Tuesday, January 11, 2011

Episode #129: Writing on the Wall

Tim wants to be heard:

Hal and I realized that in the previous episode we brought up a new topic but never explained it. I broke out the "msg" command, and he used "wall." In case you couldn't figure it out, these commands are used to send a message to users on the system.

The Windows command Msg is used to send a message to one or more users based on username, sessionname, or sessionid. The username is the most common way of directing a message to a user.

C:\> msg hal You have no chance to survive, make your time!

This command simply sends a message to Hal. As mentioned above, a message can also be directed based on the session name or id. To determine the session id or name refer to episode 62.

We can also send a message to all users on the system by using the asterisk.

C:\> msg * Someone set up us the bomb!

What if we don't want to send the message to all the users, but more than one user? We can do that! It does require that we have a file containing a list of usernames to whom we would like to direct our message.

C:\> msg @mostlyeveryone.txt Someone set up us the bomb!

We can also send the messages to users on other systems by using the /SERVER switch.

C:\> msg * /SERVER:otherbox All your base are belong to us!

However, this command doesn't just send messages, but also can be used to get an acknowledgment. The /V option displays information about which actions have been performed, such as sending a message and acknowledgments. The /W option waits for a response from the users. Say we send a message to Hal, and want to make sure he gets its, this is how we would do it:

C:\> msg hal /V /W Did you make your time?
Sending message to session Console, display time 60
Message to session Console responded to by user

The first message lets us know that a message was sent to Hal. The second means that either Hal responded, or the 60 second timer elapsed. Its a bit weird that the message is the same either way, but welcome to the wonderful world of Windows commands.

If we don't think that 60 seconds is long enough for Hal to respond, we can use the /TIME option to explicitly specify the duration of the message.

C:\> msg hal /V /W /TIME:3600 Did you make your time?

This command will wait one hour for a response; more than enough time for Hal to "make his time!"

By the way, these lost-in-translation quotes are taken from the internet meme All Your Base Are Belong To Us!. As a side note, I tried to use these quote in an earlier episode, but Hal corrected my grammar and fixed it.

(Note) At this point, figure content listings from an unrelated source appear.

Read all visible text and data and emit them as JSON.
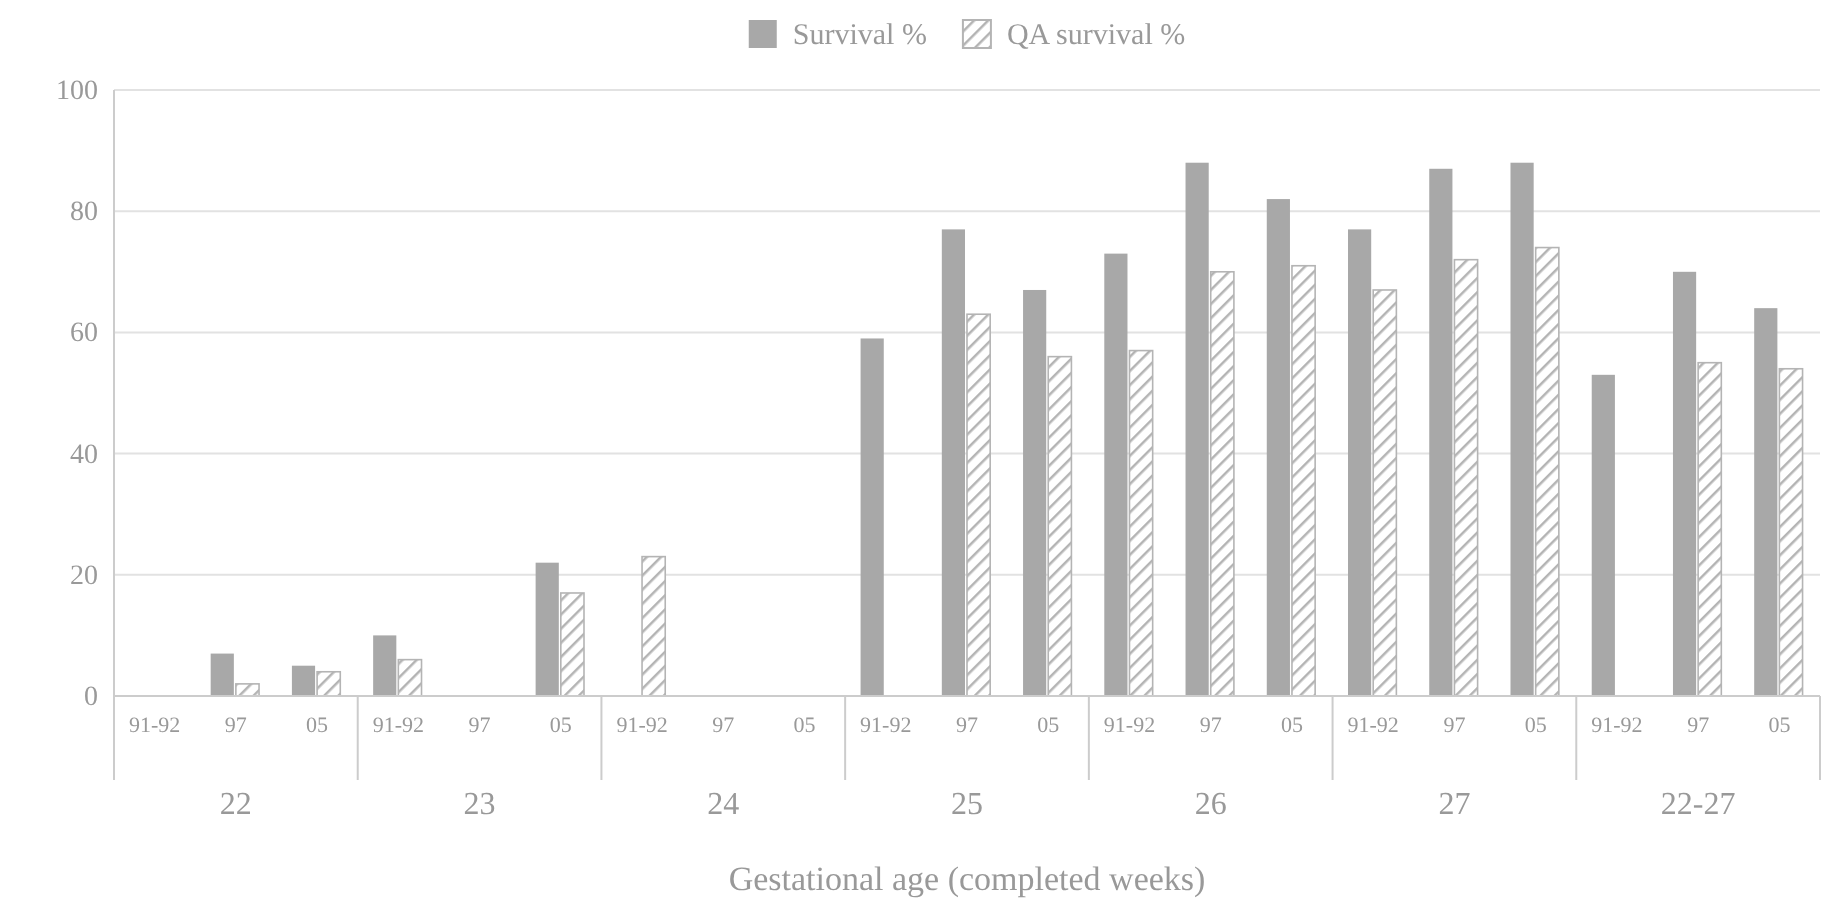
{
  "chart_data": {
    "type": "bar",
    "xlabel": "Gestational age (completed weeks)",
    "categories": [
      "91-92",
      "97",
      "05",
      "91-92",
      "97",
      "05",
      "91-92",
      "97",
      "05",
      "91-92",
      "97",
      "05",
      "91-92",
      "97",
      "05",
      "91-92",
      "97",
      "05",
      "91-92",
      "97",
      "05"
    ],
    "annotations": [
      "22",
      "23",
      "24",
      "25",
      "26",
      "27",
      "22-27"
    ],
    "series": [
      {
        "name": "Survival %",
        "color": "#a8a8a8",
        "values": [
          0,
          7,
          5,
          10,
          null,
          22,
          null,
          null,
          null,
          59,
          77,
          67,
          73,
          88,
          82,
          77,
          87,
          88,
          53,
          70,
          64
        ]
      },
      {
        "name": "QA survival %",
        "color": "#b4b4b4",
        "values": [
          0,
          2,
          4,
          6,
          null,
          17,
          23,
          null,
          null,
          null,
          63,
          56,
          57,
          70,
          71,
          67,
          72,
          74,
          null,
          55,
          54
        ]
      }
    ],
    "ylim": [
      0,
      100
    ],
    "yticks": [
      0,
      20,
      40,
      60,
      80,
      100
    ],
    "grid": "y",
    "legend": "top"
  }
}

I can't believe Hal doesn't have endless hours to waste watching silly videos on the internet. Is that what the internet is for?

Hal is a little hard of hearing:

I guess I'm just having trouble keeping up with you kids and all your Internet shenanigans. But all of this writing to people's terminals is making me fondly remember my days using dumb terminals to talk with my friends on time-sharing systems. You can't type faster than 9600 baud, so who the heck needs 10Gbps? And get off my lawn!

If I wanted to tell Tim to get off my lawn, I could do that with the write command:

$ write tim
write: tim is logged in more than once; writing to pts/2
Get off my lawn!

Specify the user you want to send a message to as an argument. As you can see, Tim is logged in on multiple PTYs, so the write command will by default send the message to the lowest numbered device. But you can specify a specific device to write to as an optional argument: "write tim pts/2", for example.

Once you hit return on the command line, anything you type in subsequent lines is sent to the specified user (each line normally gets sent immediately when you hit Enter). When you're done entering text, just hit <Ctrl>-D. Tim ends up seeing a message like this:

Message from hal@caribou on pts/1 at 16:43 ...
Get off my lawn!

Now random grumpy old men shouting into your terminal windows can be distracting when you're trying to get work done. So Tim has the option of blocking messages on his PTY with "mesg n":

$ mesg
is y
$ ls -l /dev/pts/2
crw--w---- 1 tim tty 136, 2 2011-01-10 16:50 /dev/pts/2
$ mesg n
$ ls -l /dev/pts/2
crw------- 1 tim tty 136, 2 2011-01-10 16:50 /dev/pts/2

With no arguments, the mesg command tells you what the current status of your PTY is-- the default is to be accepting messages, or "y". As you can see in the output above, running "mesg n" simply removes the group-writable flag from your PTY. The write command is set-GID to group "tty" so that it can write messages to users terminals when "mesg y" is set.

But in our last Episode, I used the wall command to send New Year's greetings to everybody on the system. In its simplest form, wall accepts input on the standard in and blasts it to all currently connected users:

$ echo Get off my lawn! | wall

And the users see:

Broadcast Message from hal@caribou                                             
(/dev/pts/1) at 16:58 ...

Get off my lawn!

If you are the superuser, wall can also be used to write messages stored in a text file.

# wall /etc/shutdown-message

The other advantage to running wall as the superuser is that your message will even go to the terminals of those users who have set "mesg n". After all, "mesg n" works by changing permissions on the PTY devices, but root can write to any file regardless of permissions.

Now that I've educated you whipper-snappers on this outmoded technology, it's time for my nap. Why don't you kids go shoot some marbles or play with your hula-hoops?